Wem das alles nicht reicht, für den hat die Nürburgring GmbH direkt gegenüber das Eifeldorf errichtet. Ein Bereich bei dem man von Übernachtungsmöglichkeiten bis hin zu Essen und Disco alles geboten bekommt was man bisher unmittelbar an der Rennstrecke vermisst hat. Für viele eingefleischte Fans des 24 Stunden Rennens ging es schon am Montag in Richtung Eifel, denn wer später anreist sucht vergeblich nach einem guten Kamping-Platz direkt an der Strecke.
Für uns jedoch hieß es erst am Samstag los zum Ring, denn leider war es aus beruflichen Gründen nicht möglich früher anzureisen. Die Wettervorhersage am Vorabend war eher schlecht, auch die Bilder vom Training ließen kein gutes Wetter erahnen. Gegen 11Uhr erreichten wir nach relativ ruhiger Fahrt das Ringwerk. Wir wollten die Ruhe vor dem Sturm nutzen um die Fahrzeuge noch bei den Teams zu sehen, solange sie noch in der Box sind. So liefen wir bis 13Uhr in der Boxengasse hin und her. Nachdem die ersten Autos den Weg auf die Rennstrecke fanden, hieß es auch für uns los um noch anständige Plätze an der Rennstrecke zu bekommen. Wie üblich füllten sich schon eine Stunde vor Rennbeginn die Tribünen mit Zuschauern. Wir konnten uns mit Mühe noch Sitzplätze direkt an der Start/Ziel Linie sichern an der es um 15Uhr dann endlich ging mit dem 38. ADAC 24 Stunden Rennen. Für mich war es nun das siebte Rennen in Folge und ich muss sagen, wer einmal beim Start des Feldes an der Tribüne saß, möchte es nie mehr missen. Das Wetter hielt sich trotz der hohen Regenwahrscheinlichkeit sehr gut. Bei trockenen 5° machten wir uns gegen 16Uhr auf den Weg nach Breidscheid. Dort angekommen hieß es nun die Beine in die Hand nehmen, denn ich wollte auch das Umfeld der Strecke erkunden. Zu unser aller Überraschung lief mir hier Filipe über den Weg, der zu dem Zeitpunkt schon knapp 60% der Nordschleife zu Fuß abgelaufen ist. Nachdem wir uns etwas unterhielten verabredeten wir uns für später an der Boxengasse. Angetrieben von heulenden Motoren machten wir uns auf den Weg in Richtung Wehrseifen. Dort angelangt wurde uns aber schnell klar, das wir nicht lange bleiben können. Denn die kalten Witterungsbedingungen ließen unsere Körpertemperatur schnell sinken. Halb erfroren und hungrig machten wir uns also wieder auf den Weg zum Ringwerk. Ausnahmsweise waren wir diesmal nicht bei Pinocchio, da die anderen keine Lust auf Italienisch hatten.

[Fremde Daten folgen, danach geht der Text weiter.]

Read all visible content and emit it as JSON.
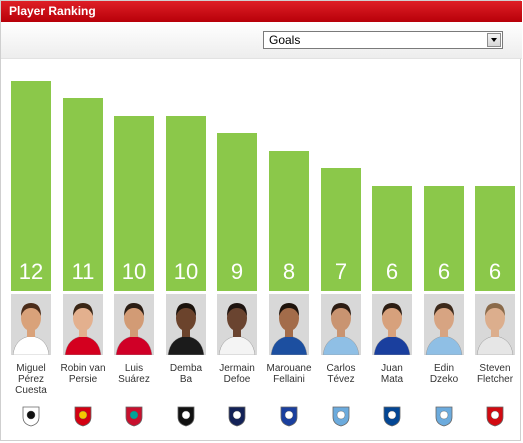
{
  "header": {
    "title": "Player Ranking"
  },
  "controls": {
    "metric": "Goals"
  },
  "chart_data": {
    "type": "bar",
    "title": "",
    "categories": [
      "Miguel Pérez Cuesta",
      "Robin van Persie",
      "Luis Suárez",
      "Demba Ba",
      "Jermain Defoe",
      "Marouane Fellaini",
      "Carlos Tévez",
      "Juan Mata",
      "Edin Dzeko",
      "Steven Fletcher"
    ],
    "values": [
      12,
      11,
      10,
      10,
      9,
      8,
      7,
      6,
      6,
      6
    ],
    "ylim": [
      0,
      12
    ]
  },
  "players": [
    {
      "name_lines": [
        "Miguel",
        "Pérez",
        "Cuesta"
      ],
      "value": "12",
      "club": "swansea-city",
      "kit": "#ffffff",
      "skin": "#d9a27a",
      "hair": "#4a2c1a"
    },
    {
      "name_lines": [
        "Robin van",
        "Persie"
      ],
      "value": "11",
      "club": "manchester-united",
      "kit": "#d4001f",
      "skin": "#e3b08e",
      "hair": "#3a2616"
    },
    {
      "name_lines": [
        "Luis",
        "Suárez"
      ],
      "value": "10",
      "club": "liverpool",
      "kit": "#d00027",
      "skin": "#d29b75",
      "hair": "#2b1d14"
    },
    {
      "name_lines": [
        "Demba",
        "Ba"
      ],
      "value": "10",
      "club": "newcastle-united",
      "kit": "#1b1b1b",
      "skin": "#6b432c",
      "hair": "#1a120c"
    },
    {
      "name_lines": [
        "Jermain",
        "Defoe"
      ],
      "value": "9",
      "club": "tottenham-hotspur",
      "kit": "#f4f4f4",
      "skin": "#6a4430",
      "hair": "#1e1410"
    },
    {
      "name_lines": [
        "Marouane",
        "Fellaini"
      ],
      "value": "8",
      "club": "everton",
      "kit": "#1c4fa0",
      "skin": "#a36c4a",
      "hair": "#1e130c"
    },
    {
      "name_lines": [
        "Carlos",
        "Tévez"
      ],
      "value": "7",
      "club": "manchester-city",
      "kit": "#8fbfe5",
      "skin": "#c99471",
      "hair": "#2c1c13"
    },
    {
      "name_lines": [
        "Juan",
        "Mata"
      ],
      "value": "6",
      "club": "chelsea",
      "kit": "#1a3f9e",
      "skin": "#d7a17c",
      "hair": "#2c1d13"
    },
    {
      "name_lines": [
        "Edin",
        "Dzeko"
      ],
      "value": "6",
      "club": "manchester-city",
      "kit": "#8fbfe5",
      "skin": "#d7a482",
      "hair": "#3d2a1c"
    },
    {
      "name_lines": [
        "Steven",
        "Fletcher"
      ],
      "value": "6",
      "club": "sunderland",
      "kit": "#e6e6e6",
      "skin": "#dcae8d",
      "hair": "#8a6a4a"
    }
  ],
  "crest_colors": {
    "swansea-city": [
      "#ffffff",
      "#111111"
    ],
    "manchester-united": [
      "#d40012",
      "#f6c700"
    ],
    "liverpool": [
      "#c8102e",
      "#00a398"
    ],
    "newcastle-united": [
      "#111111",
      "#ffffff"
    ],
    "tottenham-hotspur": [
      "#132257",
      "#ffffff"
    ],
    "everton": [
      "#1a3f9e",
      "#ffffff"
    ],
    "manchester-city": [
      "#6cabdd",
      "#ffffff"
    ],
    "chelsea": [
      "#034694",
      "#ffffff"
    ],
    "sunderland": [
      "#d20a11",
      "#ffffff"
    ]
  }
}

Wieder an den Tribünen angekommen stärkten wir uns mit Pommes und Currywurst die dort 24 Stunden lang verteilt wird. Gestärkt sah ich auch Filipe aus Box 9 zu uns rüberwinken. Mittlerweile war es schon 20Uhr und die Kälte zog auch durch die dickste Kleidung. Zum Abschied besuchten wir noch mal die Teams in den Boxen die sich jetzt nach den ersten Runden etwas ausruhen konnten. Das galt jedoch nicht für alle, denn als der Phoenix Audi R8 mit Problemen in Breidscheid ausrollte stand ich neben Hans Joachim Stuck und musste den Verlust seines Wagens mit ansehen. Er war sichtlich enttäuscht und aufgeregt – hatte er sich doch gerade auf seinen Stint vorbereitet. Ähnliche Bilder auch in anderen Boxen. Gebrandmarkt machten wir uns gegen 21:30 auf den Weg in Richtung Heimat. Wie immer konnte der Nürburgring mit seinem einzigartigen Flair zum 24 Stunden Rennen überzeugen. Das neue Ringwerk ist mit seinen Shops und Attraktionen eine Bereicherung für den Ring. Ich freue mich schon jetzt riesig aufs nächste Jahr wenn es wieder los auf die Schleife geht.